In 2002, James and Hayley Baillie made a trip to Kangaroo Island with their young son Finn. They’d been told about a stretch of land along the island’s remote south coast that was for sale which might have been a suitable location to build a luxury wilderness lodge. Capella Lodge on Lord Howe was the first lodge in the couple’s newly formed Baillie Lodges portfolio. They fell in love with the wild beauty of the island, its endless horizons and abundant wildlife. They developed a vision for a new high-end accommodation experience overlooking the vast Southern Ocean at Hanson Bay.
After purchasing the 100-hectares of land, James tracked down Adelaide-based architect Max Pritchard after reading about his work in a design magazine. James and Hayley liked the environmentally considerate nature of his work and were equally interested to discover Max was originally from Kangaroo Island. It seemed to be a perfect fit. Together with Max, they set out to create an iconic nature-based lodge, a luxury base for an experience of the destination.

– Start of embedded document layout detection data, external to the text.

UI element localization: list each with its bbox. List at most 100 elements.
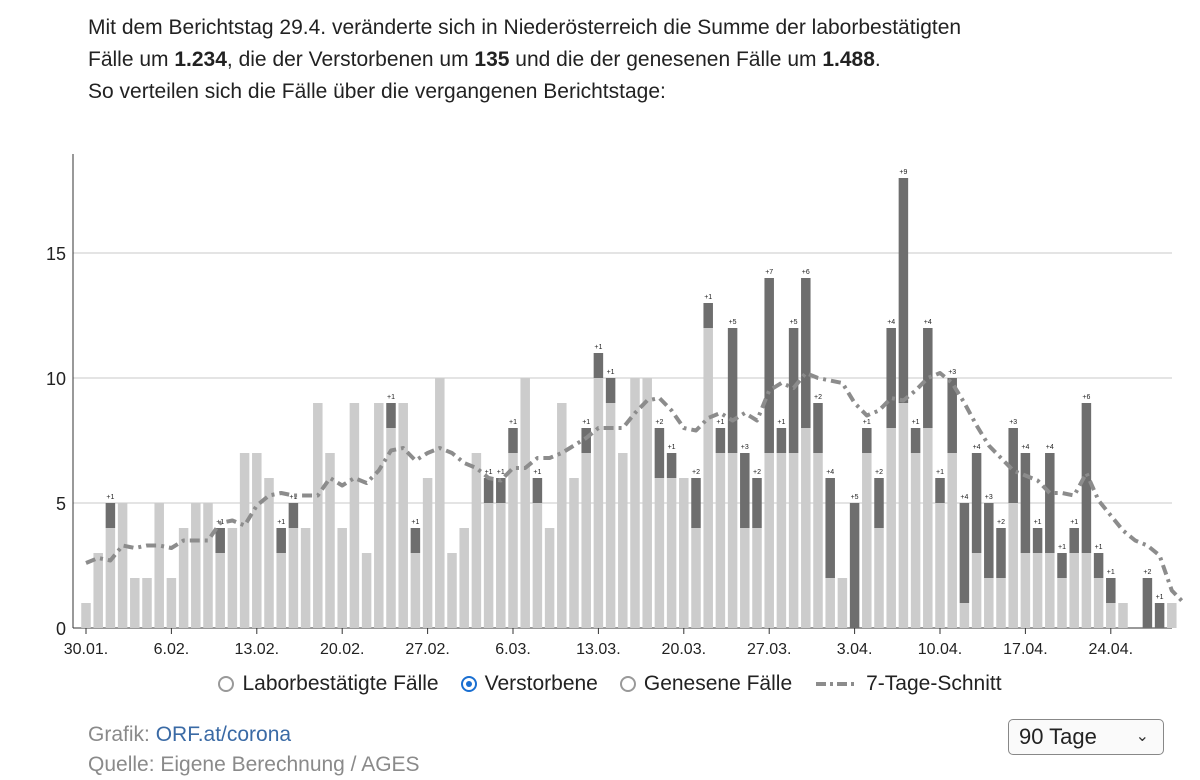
bar-base <box>752 528 762 628</box>
bar-base <box>117 503 128 628</box>
bar-base <box>93 553 103 628</box>
intro-line-3: So verteilen sich die Fälle über die ver… <box>88 80 666 103</box>
bar-base <box>130 578 140 628</box>
bar-delta <box>1020 453 1031 553</box>
bar-base <box>191 503 201 628</box>
radio-unselected-icon[interactable] <box>218 676 235 692</box>
select-value: 90 Tage <box>1019 724 1097 749</box>
bar-base <box>910 453 921 628</box>
bar-base <box>142 578 152 628</box>
bar-base <box>410 553 421 628</box>
bar-delta <box>776 428 787 453</box>
x-tick-label: 17.04. <box>1003 641 1047 658</box>
bar-base <box>666 478 677 628</box>
bar-delta <box>1032 528 1043 553</box>
x-tick-label: 10.04. <box>918 641 962 658</box>
x-tick-label: 27.03. <box>747 641 791 658</box>
bar-base <box>227 528 238 628</box>
bar-base <box>1020 553 1031 628</box>
chart-legend: Laborbestätigte Fälle Verstorbene Genese… <box>0 668 1200 700</box>
legend-verstorbene[interactable]: Verstorbene <box>460 672 598 696</box>
bar-base <box>569 478 579 628</box>
bar-base <box>679 478 689 628</box>
bar-base <box>1167 603 1177 628</box>
bar-base <box>788 453 799 628</box>
bar-base <box>325 453 335 628</box>
chevron-down-icon: ⌄ <box>1135 728 1149 745</box>
time-range-select[interactable]: 90 Tage ⌄ <box>1008 719 1164 755</box>
bar-delta <box>910 428 921 453</box>
radio-unselected-icon[interactable] <box>619 676 636 692</box>
bar-delta <box>935 478 945 503</box>
radio-selected-icon[interactable] <box>460 676 477 692</box>
bar-base <box>361 553 372 628</box>
x-tick-label: 20.02. <box>320 641 364 658</box>
bar-delta <box>1081 403 1092 553</box>
bar-delta <box>691 478 701 528</box>
y-tick-label: 5 <box>56 494 66 514</box>
bar-base <box>654 478 665 628</box>
legend-label: Laborbestätigte Fälle <box>242 672 439 695</box>
bar-base <box>618 453 628 628</box>
bar-base <box>1106 603 1116 628</box>
bar-base <box>1081 553 1092 628</box>
bar-label: +1 <box>509 419 517 426</box>
cases-delta: 1.234 <box>174 48 227 71</box>
bar-base <box>203 503 213 628</box>
bar-label: +1 <box>863 419 871 426</box>
dash-dot-line-icon <box>816 682 857 686</box>
bar-label: +1 <box>582 419 590 426</box>
bar-delta <box>654 428 665 478</box>
grafik-label: Grafik: <box>88 723 156 746</box>
bar-base <box>398 403 408 628</box>
bar-base <box>1032 553 1043 628</box>
bar-label: +2 <box>692 469 700 476</box>
x-tick-label: 20.03. <box>662 641 706 658</box>
bar-label: +1 <box>668 444 676 451</box>
y-tick-label: 0 <box>56 619 66 639</box>
bar-delta <box>605 378 616 403</box>
bar-base <box>886 428 896 628</box>
recovered-delta: 1.488 <box>822 48 875 71</box>
intro-text-part: Fälle um <box>88 48 175 71</box>
avg-line <box>85 371 1186 605</box>
bar-base <box>996 578 1006 628</box>
legend-label: Verstorbene <box>484 672 598 695</box>
bar-base <box>1069 553 1079 628</box>
legend-label: Genesene Fälle <box>643 672 793 695</box>
bar-label: +1 <box>289 494 297 501</box>
bar-base <box>349 403 360 628</box>
legend-genesene[interactable]: Genesene Fälle <box>619 672 793 696</box>
x-tick-label: 3.04. <box>837 641 873 658</box>
bar-delta <box>483 478 494 503</box>
grafik-credit: Grafik: ORF.at/corona <box>88 720 420 750</box>
deaths-delta: 135 <box>474 48 510 71</box>
legend-laborbestaetigte[interactable]: Laborbestätigte Fälle <box>218 672 439 696</box>
bar-delta <box>825 478 835 578</box>
bar-base <box>923 428 933 628</box>
bar-base <box>1118 603 1128 628</box>
bar-base <box>313 403 323 628</box>
bar-base <box>984 578 994 628</box>
bar-delta <box>496 478 506 503</box>
bar-delta <box>288 503 299 528</box>
bar-delta <box>849 503 860 628</box>
bar-delta <box>386 403 396 428</box>
bar-base <box>105 528 116 628</box>
bar-base <box>947 453 957 628</box>
bar-base <box>288 528 299 628</box>
bar-delta <box>874 478 884 528</box>
orf-corona-link[interactable]: ORF.at/corona <box>155 723 292 746</box>
bar-delta <box>898 178 909 403</box>
bar-base <box>520 378 530 628</box>
x-tick-label: 13.02. <box>235 641 279 658</box>
bar-label: +1 <box>1034 519 1042 526</box>
bar-label: +1 <box>1095 544 1103 551</box>
bar-base <box>605 403 616 628</box>
bar-delta <box>764 278 774 453</box>
intro-text-part: . <box>874 48 881 71</box>
bar-base <box>837 578 848 628</box>
bar-delta <box>508 428 518 453</box>
bar-delta <box>581 428 591 453</box>
bar-label: +1 <box>497 469 505 476</box>
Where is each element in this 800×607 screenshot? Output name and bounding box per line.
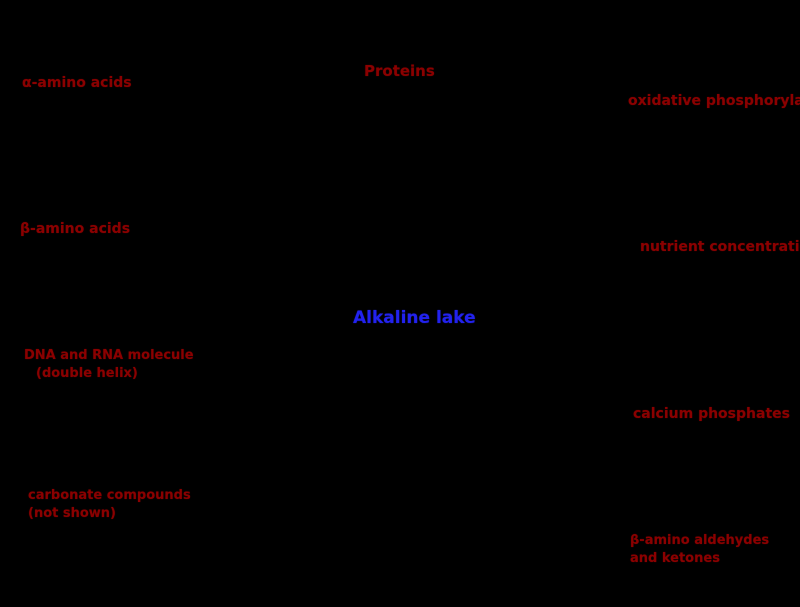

Max was born and raised on a remote farm on Kangaroo Island, and an early interest in drawing and building farm structures led to a desire to study architecture, despite “scarcely experiencing an architecturally designed building!”. After completing a degree in architecture at Adelaide University, he established his own practice in 1986.
Initial design work for Southern Ocean Lodge commenced in 2003 and according to Max, the concept for Southern Ocean Lodge was organic, “strongly determined by the site’s topography, views and unique native vegetation.” In order to maximise the impact of the incredible site, from the entry experience to the aptly-named Great Room and guest suites, Max, James and Hayley trekked up and down the coast in all conditions “from blistering heat to heavy rain to get an intrinsic feel for the site, its topography, the vegetation and the views”.
The biggest consideration for Max and the design team, including Andrew Gunner and Wendy Pritchard, was the desire to “limit disturbance of land and vegetation, both by design and construction techniques” to allow guests to experience the untouched nature of the beautifully undisturbed environment. Just one of the ways they achieved this was having the suites follow the contours of the land, accessed by a long-enclosed walkway ramp.
Often referred to as “the man of curves”, Max believes in the effect of expanding a space with large design curves. At Southern Ocean Lodge the arc of windows in the Great Room has this effect, with the native scrub to the north merging the spectacular view of the coast and Southern Ocean. Contrasting with this expansiveness is the long curving limestone wall, which “gives the impression that the wall may have been carved into the cliff face”.
In trying to create a certain ambience, Max says “we aimed to achieve a sense of calm with a timeless quality free from fashion trends. That the lodge regularly receives International awards indicated that it hasn’t been overtaken by fashionable new developments”.
The element Max most loves about the design is the entry experience, the 100-metre-long curving stone wall with local limestone and the feel of being immersed in nature. He says guests have told him they are always blown away by the experience, “they feel that they have entered a special, very relaxed world.”
On reflecting on his relationship with his clients, James and Hayley, now dear friends, Max says, “James and Hayley welcome new ideas and so we were able to sit down and throw around concepts” and in that open communication, “I feel we’ve been able to create some memorable and timeless designs, if Southern Ocean Lodge is testament to that.”
Max has gone onto collaborate with James and Hayley on the major refurbishment of Longitude 131° at Uluru-Kata Tjuta, as well as their own home on Sydney’s Northern Beaches.